Crashs des 737 MAX : Boeing « passible de poursuites » après avoir enfreint un accord avec les autorités

Le ministère américain de la Justice a notifié à un juge fédéral, dans une lettre ce mardi, que Boeing n'avait pas respecté certaines conditions d'un accord qui lui évitait d'être poursuivi au pénal pour deux accidents de son 737 MAX ayant causé au total 346 morts, fin 2018 et début 2019.
Boeing a enfreint un accord lui évitant des poursuites pour deux crashs, affirment les autorités américaines.
Boeing a enfreint un accord lui évitant des poursuites pour deux crashs, affirment les autorités américaines. (Crédits : Brendan McDermid)

Boeing va-t-il être poursuivi pour les crashs mortels survenus en 2018 et 2019 ? Le constructeur américain n'a pas respecté certaines conditions d'un accord qui lui évitait d'être poursuivi au pénal pour deux accidents de son 737 MAX ayant causé 346 morts, a notifié le ministère américain de la Justice à un juge fédéral, dans une lettre ce mardi.

Désormais, « Boeing est passible de poursuites » dans ce dossier, écrit le ministère, qui dit être en train d'étudier la possibilité de poursuivre, ou non, l'avionneur américain, en pleine tempête après plusieurs incidents récents.
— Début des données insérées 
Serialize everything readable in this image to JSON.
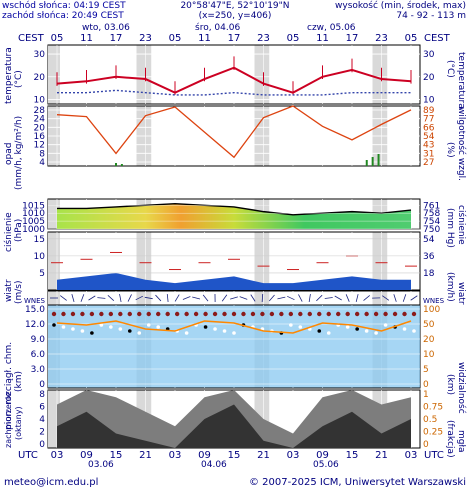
{
  "header": {
    "sunrise": "wschód słońca: 04:19 CEST",
    "sunset": "zachód słońca: 20:49 CEST",
    "coords": "20°58'47\"E, 52°10'19\"N",
    "grid": "(x=250,  y=406)",
    "height_label": "wysokość (min, środek, max)",
    "height_values": "74 - 92 - 113 m"
  },
  "top_axis": {
    "tz": "CEST",
    "hours": [
      "05",
      "11",
      "17",
      "23",
      "05",
      "11",
      "17",
      "23",
      "05",
      "11",
      "17",
      "23",
      "05"
    ],
    "days": [
      "wto, 03.06",
      "śro, 04.06",
      "czw, 05.06"
    ]
  },
  "bottom_axis": {
    "tz": "UTC",
    "hours": [
      "03",
      "09",
      "15",
      "21",
      "03",
      "09",
      "15",
      "21",
      "03",
      "09",
      "15",
      "21",
      "03"
    ],
    "days": [
      "03.06",
      "04.06",
      "05.06"
    ]
  },
  "panels": {
    "temperature": {
      "left_label": "temperatura",
      "left_unit": "(°C)",
      "right_label": "temperatura",
      "right_unit": "(°C)",
      "ticks": [
        "30",
        "20",
        "10"
      ]
    },
    "precip": {
      "left_label": "opad",
      "left_unit": "(mm/h, kg/m²/h)",
      "right_label": "wilgotność wzgl.",
      "right_unit": "(%)",
      "left_ticks": [
        "28",
        "24",
        "20",
        "16",
        "12",
        "8",
        "4"
      ],
      "right_ticks": [
        "89",
        "77",
        "66",
        "54",
        "43",
        "31",
        "27"
      ]
    },
    "pressure": {
      "left_label": "ciśnienie",
      "left_unit": "(hPa)",
      "right_label": "ciśnienie",
      "right_unit": "(mm Hg)",
      "left_ticks": [
        "1015",
        "1010",
        "1005",
        "1000"
      ],
      "right_ticks": [
        "761",
        "758",
        "754",
        "750"
      ]
    },
    "wind": {
      "left_label": "wiatr",
      "left_unit": "(m/s)",
      "right_label": "wiatr",
      "right_unit": "(km/h)",
      "left_ticks": [
        "15",
        "10",
        "5"
      ],
      "right_ticks": [
        "54",
        "36",
        "18"
      ]
    },
    "wind_dir": {
      "left": "W N E S",
      "right": "W N E S"
    },
    "visibility": {
      "left_label": "pion. rozciągł. chm.",
      "left_unit": "(km)",
      "right_label": "widzialność",
      "right_unit": "(km)",
      "left_ticks": [
        "15.0",
        "12.0",
        "9.0",
        "6.0",
        "3.0",
        "0"
      ],
      "right_ticks": [
        "100",
        "50",
        "20",
        "10",
        "5",
        "0"
      ]
    },
    "cloud": {
      "left_label": "zachmurzenie",
      "left_unit": "(oktany)",
      "right_label": "mgła",
      "right_unit": "(frakcja)",
      "left_ticks": [
        "8",
        "6",
        "4",
        "2",
        "0"
      ],
      "right_ticks": [
        "1",
        "0.75",
        "0.5",
        "0.25",
        "0"
      ]
    }
  },
  "footer": {
    "email": "meteo@icm.edu.pl",
    "copyright": "© 2007-2025 ICM, Uniwersytet Warszawski"
  },
  "colors": {
    "night": "#d9d9d9",
    "temp": "#cc0022",
    "dew": "#3344aa",
    "humidity": "#dd4411",
    "precip": "#228822",
    "wind": "#1144aa",
    "sky": "#88c8f0",
    "gust": "#cc2222"
  },
  "chart_data": [
    {
      "type": "line",
      "title": "temperatura",
      "x": [
        "03 UTC",
        "09 UTC",
        "15 UTC",
        "21 UTC",
        "03 UTC",
        "09 UTC",
        "15 UTC",
        "21 UTC",
        "03 UTC",
        "09 UTC",
        "15 UTC",
        "21 UTC",
        "03 UTC"
      ],
      "series": [
        {
          "values": [
            17,
            18,
            20,
            19,
            13,
            19,
            24,
            17,
            13,
            20,
            23,
            19,
            18
          ]
        },
        {
          "values": [
            13,
            13,
            14,
            13,
            12,
            12,
            13,
            12,
            12,
            12,
            13,
            13,
            13
          ]
        }
      ],
      "ylim": [
        10,
        33
      ]
    },
    {
      "type": "line",
      "title": "wilgotność wzgl.",
      "x": [
        "03",
        "09",
        "15",
        "21",
        "03",
        "09",
        "15",
        "21",
        "03",
        "09",
        "15",
        "21",
        "03"
      ],
      "series": [
        {
          "values": [
            80,
            78,
            40,
            79,
            88,
            62,
            36,
            77,
            89,
            68,
            54,
            70,
            85
          ]
        }
      ],
      "ylim": [
        27,
        89
      ]
    },
    {
      "type": "line",
      "title": "ciśnienie",
      "x": [
        "03",
        "09",
        "15",
        "21",
        "03",
        "09",
        "15",
        "21",
        "03",
        "09",
        "15",
        "21",
        "03"
      ],
      "series": [
        {
          "values": [
            1013,
            1013,
            1014,
            1015,
            1016,
            1015,
            1014,
            1011,
            1009,
            1010,
            1011,
            1010,
            1012
          ]
        }
      ],
      "ylim": [
        1000,
        1019
      ]
    },
    {
      "type": "area",
      "title": "wiatr",
      "x": [
        "03",
        "09",
        "15",
        "21",
        "03",
        "09",
        "15",
        "21",
        "03",
        "09",
        "15",
        "21",
        "03"
      ],
      "series": [
        {
          "values": [
            3,
            4,
            5,
            3,
            2,
            3,
            4,
            2,
            2,
            3,
            4,
            3,
            3
          ]
        },
        {
          "values": [
            8,
            9,
            11,
            8,
            6,
            8,
            9,
            7,
            6,
            8,
            10,
            8,
            7
          ]
        }
      ],
      "ylim": [
        0,
        17
      ]
    }
  ]
}
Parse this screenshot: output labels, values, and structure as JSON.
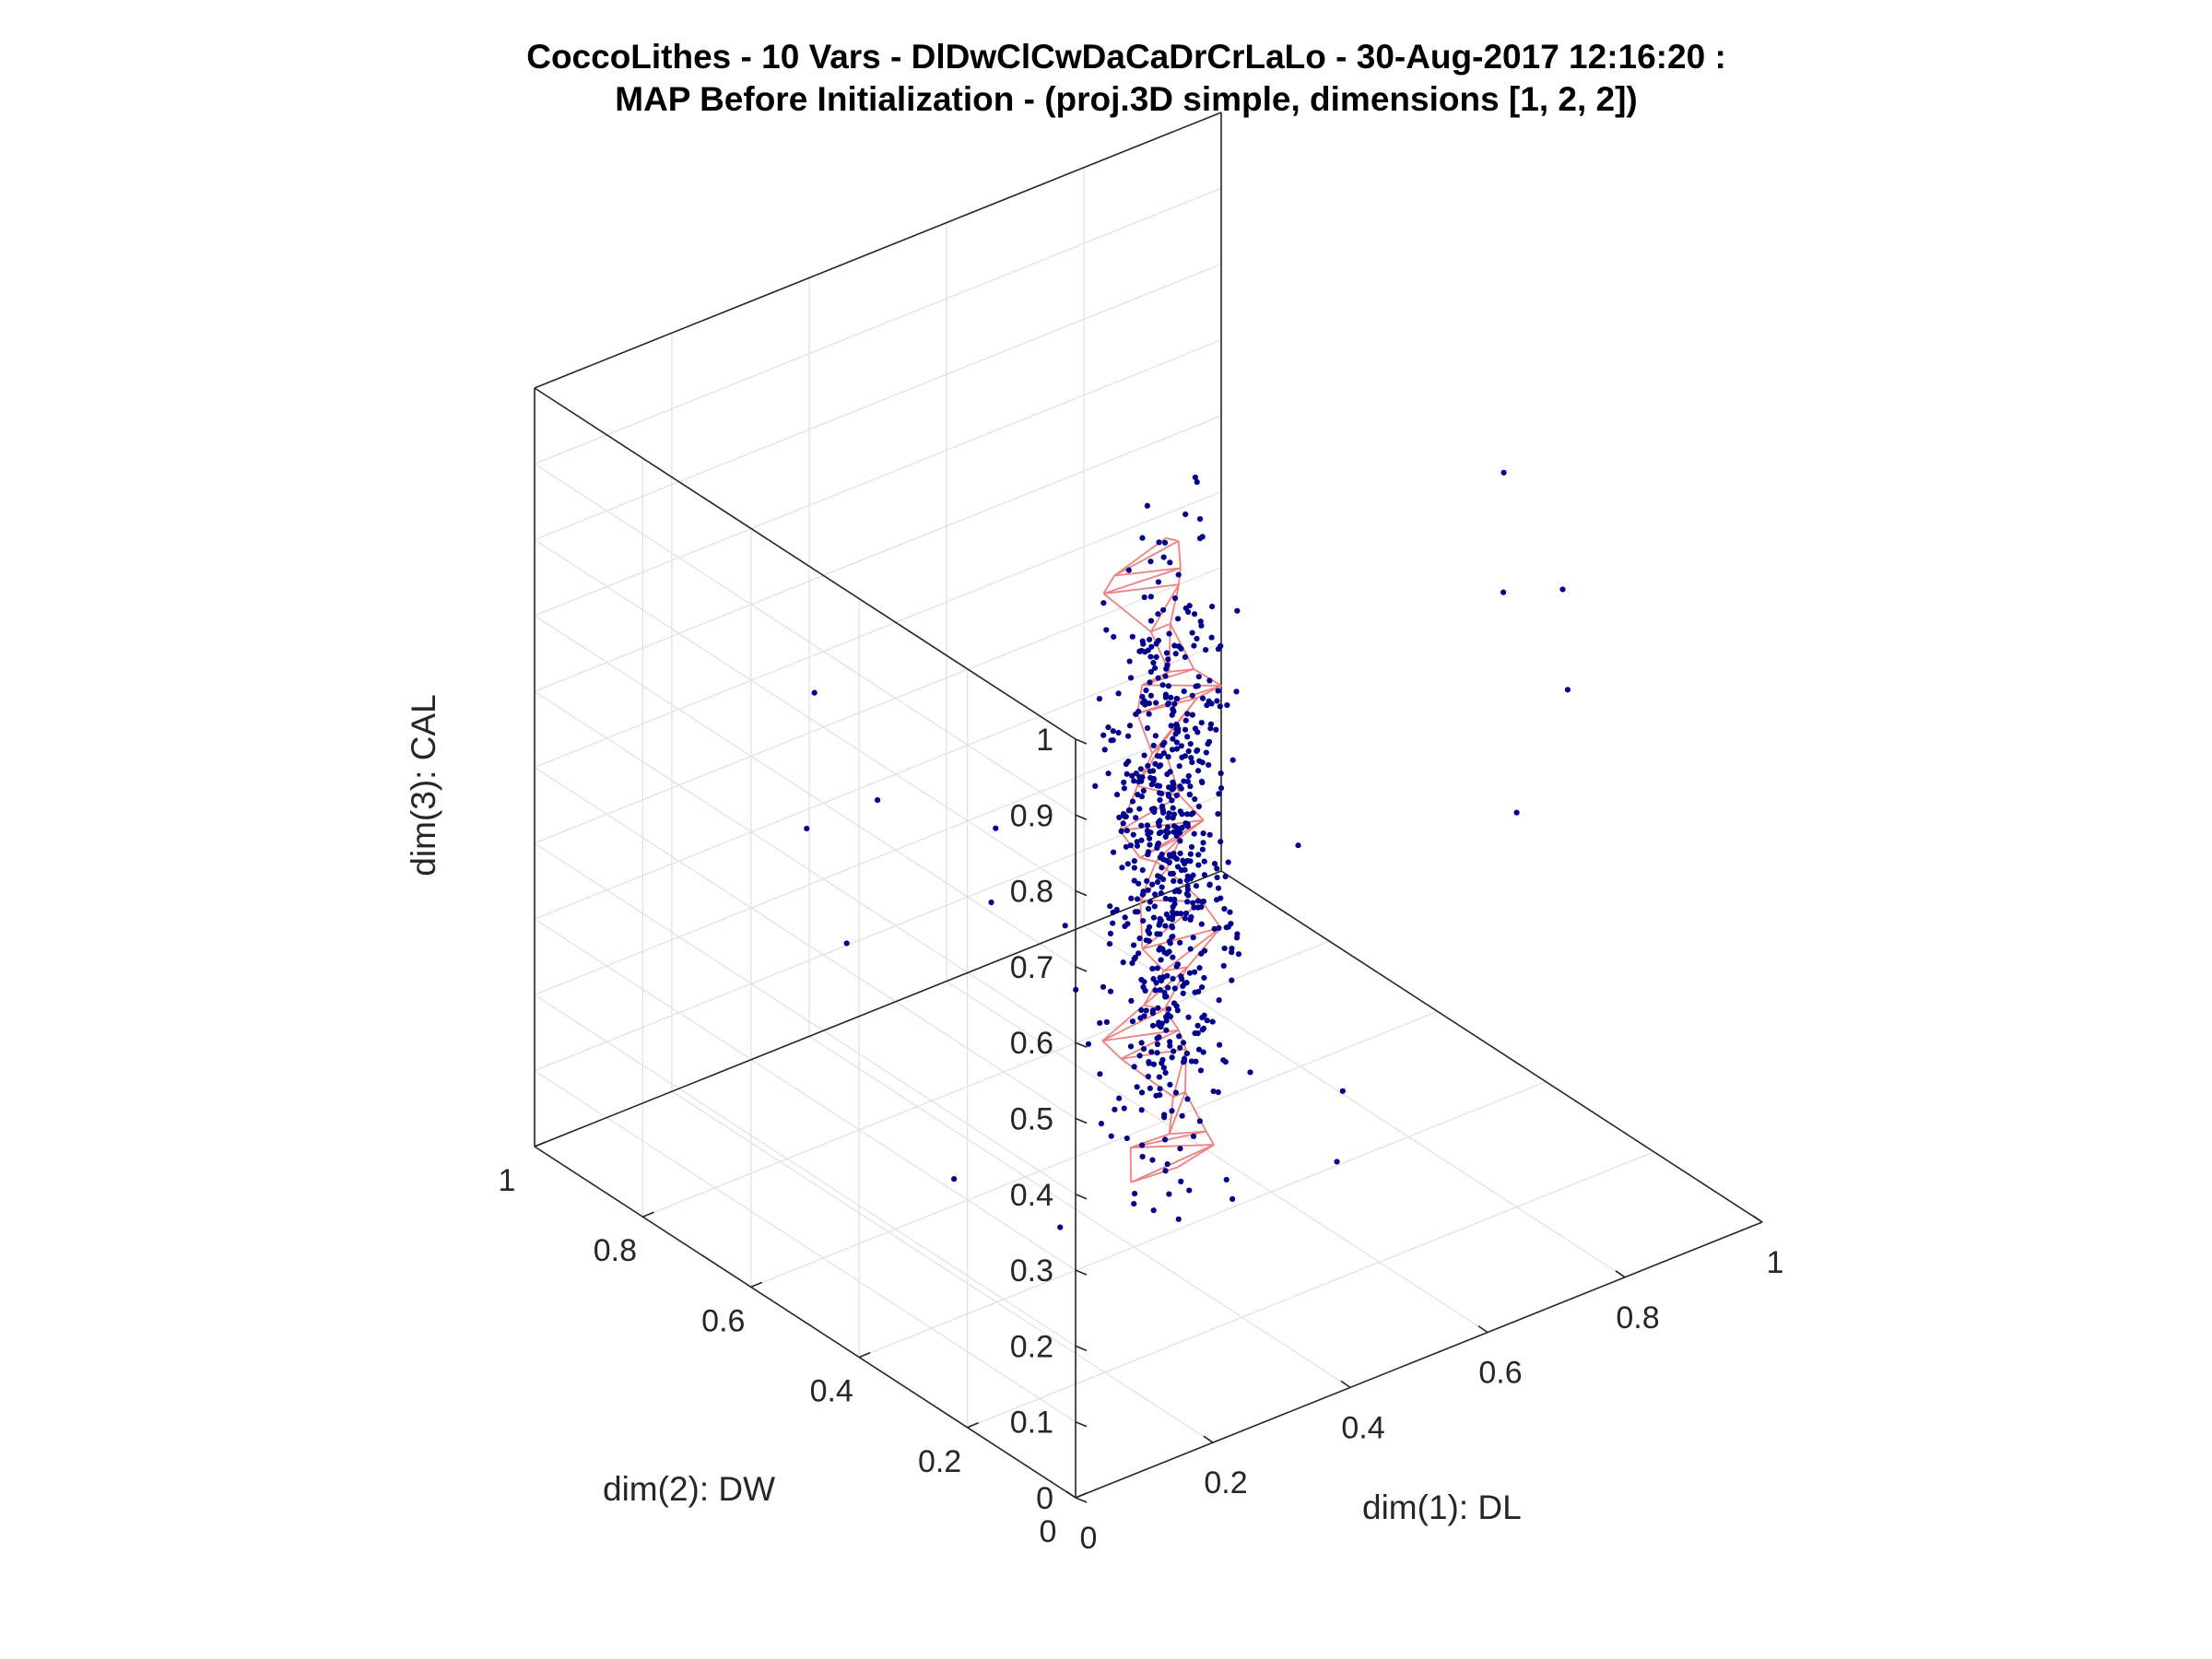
{
  "chart_data": {
    "type": "scatter3d",
    "title": [
      "CoccoLithes - 10 Vars - DlDwClCwDaCaDrCrLaLo - 30-Aug-2017 12:16:20 :",
      "MAP Before Initialization - (proj.3D simple, dimensions [1, 2, 2])"
    ],
    "xlabel": "dim(1): DL",
    "ylabel": "dim(2): DW",
    "zlabel": "dim(3): CAL",
    "xlim": [
      0,
      1
    ],
    "ylim": [
      0,
      1
    ],
    "zlim": [
      0,
      1
    ],
    "x_ticks": [
      "0",
      "0.2",
      "0.4",
      "0.6",
      "0.8",
      "1"
    ],
    "y_ticks": [
      "0",
      "0.2",
      "0.4",
      "0.6",
      "0.8",
      "1"
    ],
    "z_ticks": [
      "0",
      "0.1",
      "0.2",
      "0.3",
      "0.4",
      "0.5",
      "0.6",
      "0.7",
      "0.8",
      "0.9",
      "1"
    ],
    "grid": true,
    "view": "3D isometric, azimuth -37.5, elevation 30",
    "colors": {
      "points": "#00008b",
      "map": "#f08080",
      "axes": "#262626",
      "grid": "#e3e3e3"
    },
    "series": [
      {
        "type": "scatter",
        "marker": "dot",
        "approx_count": 650,
        "points": [
          [
            0.46,
            0.42,
            0.14
          ],
          [
            0.44,
            0.45,
            0.2
          ],
          [
            0.5,
            0.4,
            0.25
          ],
          [
            0.48,
            0.44,
            0.31
          ],
          [
            0.42,
            0.47,
            0.36
          ],
          [
            0.47,
            0.43,
            0.42
          ],
          [
            0.51,
            0.39,
            0.47
          ],
          [
            0.45,
            0.46,
            0.52
          ],
          [
            0.49,
            0.41,
            0.57
          ],
          [
            0.43,
            0.48,
            0.62
          ],
          [
            0.52,
            0.38,
            0.68
          ],
          [
            0.46,
            0.44,
            0.73
          ],
          [
            0.48,
            0.42,
            0.79
          ],
          [
            0.44,
            0.46,
            0.85
          ],
          [
            0.5,
            0.4,
            0.9
          ],
          [
            0.55,
            0.55,
            0.55
          ],
          [
            0.38,
            0.32,
            0.4
          ],
          [
            0.6,
            0.35,
            0.48
          ],
          [
            0.35,
            0.6,
            0.38
          ],
          [
            0.62,
            0.5,
            0.3
          ],
          [
            0.3,
            0.4,
            0.46
          ],
          [
            0.58,
            0.62,
            0.22
          ],
          [
            0.4,
            0.3,
            0.66
          ],
          [
            0.54,
            0.46,
            0.6
          ],
          [
            0.41,
            0.52,
            0.28
          ],
          [
            0.82,
            0.25,
            0.78
          ],
          [
            0.93,
            0.28,
            0.73
          ],
          [
            0.89,
            0.22,
            0.64
          ],
          [
            0.8,
            0.2,
            0.52
          ],
          [
            0.86,
            0.3,
            0.9
          ],
          [
            0.1,
            0.55,
            0.44
          ],
          [
            0.16,
            0.7,
            0.5
          ],
          [
            0.2,
            0.62,
            0.56
          ],
          [
            0.12,
            0.3,
            0.7
          ],
          [
            0.25,
            0.8,
            0.6
          ],
          [
            0.7,
            0.6,
            0.15
          ],
          [
            0.72,
            0.42,
            0.08
          ],
          [
            0.68,
            0.38,
            0.02
          ],
          [
            0.28,
            0.58,
            0.05
          ],
          [
            0.34,
            0.46,
            0.02
          ]
        ]
      },
      {
        "type": "mesh",
        "name": "MAP",
        "grid_shape": [
          1,
          2,
          2
        ]
      }
    ]
  }
}
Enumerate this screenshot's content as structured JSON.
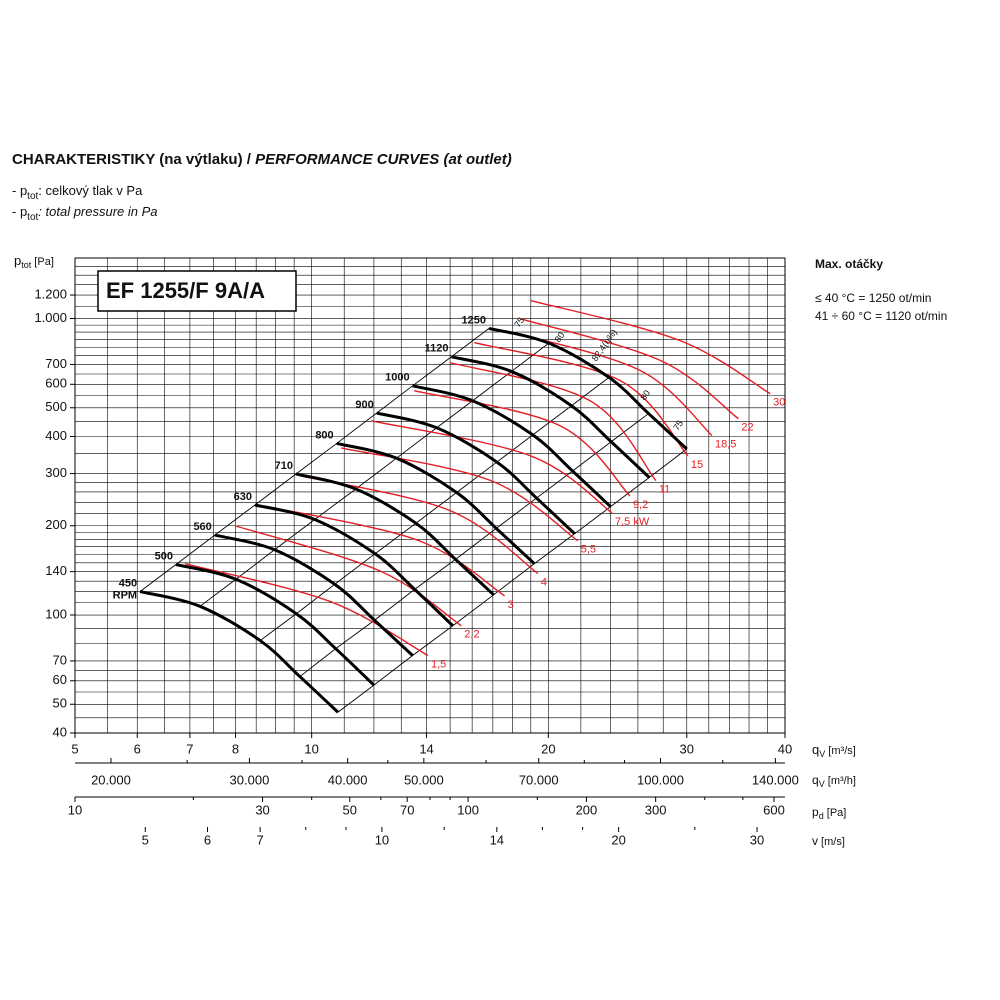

Les autorités fédérales « ont déterminé que Boeing a violé ses obligations (...) faute d'avoir prévu, mis en place et fait respecter un programme » visant à se conformer aux lois américaines « sur l'ensemble de ses opérations », relève la lettre du ministère.

Un accord de 2,5 milliards d'euros

Cette dernière fait référence à un accord conclu entre Boeing et les autorités américaines le 7 janvier 2021 pour un montant de 2,5 milliards de dollars. Par cet accord financier, le constructeur avait reconnu avoir commis une fraude, en échange de l'abandon par le ministère de la Justice de certaines des poursuites le visant depuis les deux accidents mortels qui avaient entraîné l'immobilisation du 737 MAX pendant 20 mois. Dans le détail, le géant de l'aéronautique avait accepté de verser aux Etats-Unis une amende pénale de 243,6 millions, ainsi que 1,77 milliard d'indemnités aux compagnies aériennes ayant commandé le 737 MAX et 500 millions pour un fonds destiné à indemniser les proches des victimes des deux accidents.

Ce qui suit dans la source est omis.